L’Eglise maronite, de tradition antiochienne, occupe une place spéciale parmi les communautés chrétiennes orientales : elle est fière de sa fidélité au Siège apostolique depuis ses origines, ce qui n’empêche pas la persistance de certains malentendus avec les organes de la curie romaine chargés des affaires orientales. Cette Eglise a en outre joué un rôle clé dans l’émergence du Liban multiconfessionnel, indépendant depuis 1943, d’où l’influence déterminante qu’elle exerce au pays du Cèdre.

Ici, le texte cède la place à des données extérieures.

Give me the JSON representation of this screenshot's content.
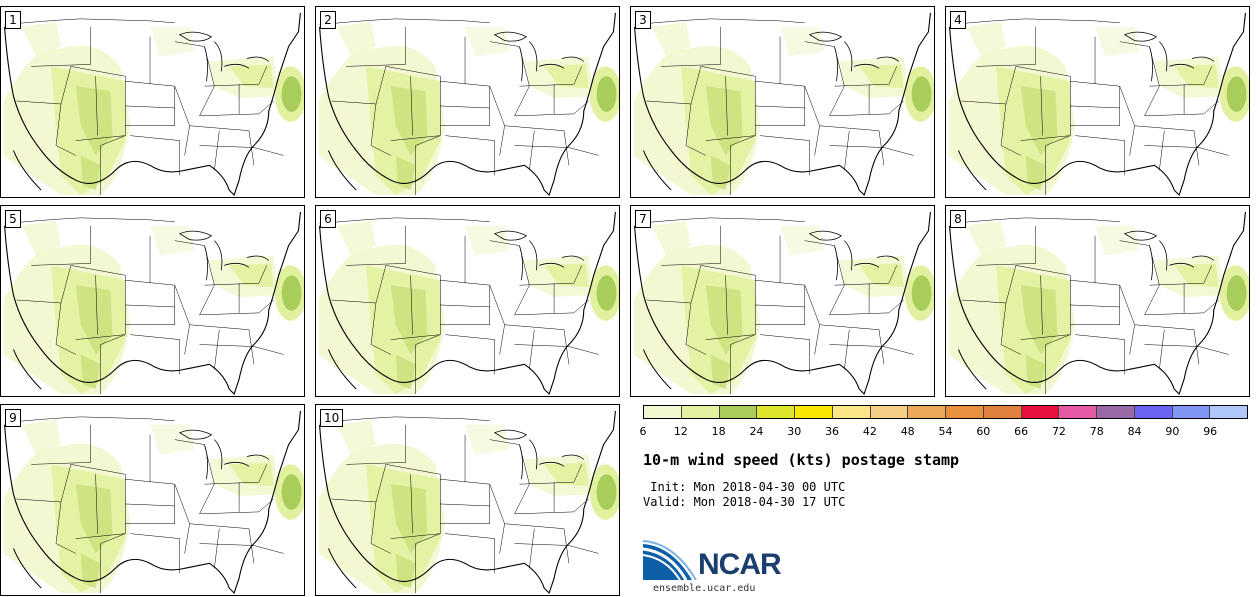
{
  "title": "10-m wind speed (kts) postage stamp",
  "init": " Init: Mon 2018-04-30 00 UTC",
  "valid": "Valid: Mon 2018-04-30 17 UTC",
  "site": "ensemble.ucar.edu",
  "logo_text": "NCAR",
  "members": [
    "1",
    "2",
    "3",
    "4",
    "5",
    "6",
    "7",
    "8",
    "9",
    "10"
  ],
  "colorbar": {
    "ticks": [
      "6",
      "12",
      "18",
      "24",
      "30",
      "36",
      "42",
      "48",
      "54",
      "60",
      "66",
      "72",
      "78",
      "84",
      "90",
      "96"
    ],
    "colors": [
      "#f2f7d0",
      "#e2f19f",
      "#a8cd5a",
      "#dde62a",
      "#f8e800",
      "#fbe586",
      "#f5cf85",
      "#eca95a",
      "#e8903e",
      "#e0813f",
      "#e8103c",
      "#e55aa2",
      "#9a67a7",
      "#6a63f3",
      "#7f96f7",
      "#b0c7fb"
    ]
  }
}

Les maronites sont en quelque sorte responsables de la pérennité de cet Etat que saint Jean-Paul II aimait à qualifier de « pays-message ».

On ne s’étonnera donc pas, en lisant les entretiens que le cardinal Raï, actuel patriarche des maronites, a accordés à Isabelle Dillmann durant le séjour de plusieurs semaines que celle-ci a passé près de lui au Liban, de découvrir l’importance de la dimension politique de cette Eglise. On peut néanmoins regretter l’insuffisance accordée dans cet échange aux problèmes religieux et moraux (les vocations, le mariage, l’occidentalisation des mœurs, les initiatives en vue d’un renouveau spirituel, etc.) ainsi que le silence sur les orientations définies par Benoît XVI dans son exhortation apostolique Ecclesia in Medio Oriente qui a fait suite au Synode convoqué à Rome en 2010 par le pape émérite.

Le chef des maronite se veut solidaire de tous les autres chrétiens du Proche-Orient, revendiquant pour eux le droit de demeurer sur leurs terres car ils ont gardé dans leurs cœurs « l’acte de naissance du christianisme » et parce que leur présence est seule garante des libertés de tous. En outre, explique-t-il avec raison, la diversité ecclésiale est une vraie richesse, compatible avec l’unité à laquelle il travaille ardemment. Enfin, sur l’islam, le patriarche relève l’absence de pensée théologique dans le Coran, mais a-t-il bien revu ces entretiens quand on lit sous sa plume : « Au cours de leur longue histoire, les Arabes musulmans n’ont jamais contraint quiconque à adopter l’islam contre sa volonté » ?

 

Annie Laurent

Article paru dans La Nef n° 282 – Juin 2016.